Многое уже было сказано выше о причинах катарского неприятия брака и о том, что оно не имеет никакого отношения к мизогении как таковой. Теперь же настало время взглянуть на описание женитьбы Ибн-Шаббтаем и попытаться сделать это принципиально иначе — и ближе к мысли текста, — чем предшествующие критики. Несомненно, большая часть текста новеллы высмеивает брак. Тем не менее, интерпретируя эти насмешки и неприятие брака как «женоненавистничество», критики, судя по всему, исходят не из исторической и культурной специфики текса, но из обманчивой логики «здравого смысла». В тексте и в самом деле немало женоненавистнических высказываний, но совсем не только с ними ассоциируется неприятие брака.
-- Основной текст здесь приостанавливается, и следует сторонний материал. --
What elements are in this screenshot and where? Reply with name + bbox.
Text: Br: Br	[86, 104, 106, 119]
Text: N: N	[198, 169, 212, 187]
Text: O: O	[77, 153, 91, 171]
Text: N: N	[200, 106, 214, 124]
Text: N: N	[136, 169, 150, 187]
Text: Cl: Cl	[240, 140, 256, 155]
Более того, как уже было показано выше, отношение новеллы к женщине богаче, сложнее и неоднозначнее, чем подразумевается теми, кто считает насмешки текста над браком проявлением мизогении.
Говоря об описании брака у Ибн-Шаббтая, следует помнить, что еврейский религиозный и правовой дискурс в области матримониальных отношений далеко не автономен. Здесь снова может оказаться полезным краткое сравнение с христианством. Христианское отношение к браку было неоднозначным, и в тринадцатом веке католические теологи все еще продолжали работать над выработкой концепции брака как таинства. Более того, как отмечает Ле Гофф, предыдущий двенадцатый век был отмечен всплеском антиматримониальных чувств. Согласно Абеляру, Элоиза, отговаривая его от идеи брака, подчеркивала несовместимость серьезных философских занятий с семейной жизнью. В отличие от этого, отношение иудаизма к браку не допускало никакой двусмысленности: раввинистический дискурс прославляет брак, семейные ценности и социальность. Брак рассматривался как прямое выполнение заповеди «плодитесь и размножайтесь», которая всегда играла центральную роль в иудаизме. Как уже отмечалось, не будет преувеличением сказать, что матримониальный императив был одной из основ общественного устройства, отношений власти, образа женщины и ее целью в земной жизни. Иными словами, по причине неразделимости религии, семьи, деторождения и общества, которое характерно для Галахи, отрицание института брака (а не просто персональный выбор аскетизма) неизбежно приводило к отрицанию всего общественного уклада, санкционированного раввинистическим дискурсом. Именно за это, а не за попытку развестись и не за предполагаемое женоненавистничество главного героя и приговаривает к смерти представитель земной власти, король Авраам. Хотя достаточно очевидно, что Зерах — не более чем жертва обмана. Более того, «спикер», выступающий от имени толпы, открыто обвиняет героя Ибн-Шаббтая в том, что тот опасен для общественного порядка и всего народа. Он говорит королю: «Действуй сегодня, чтобы великий народ смог выжить», и король выносит Зераху смертный приговор «за презрение к женской красоте и разрушение великого святого народа».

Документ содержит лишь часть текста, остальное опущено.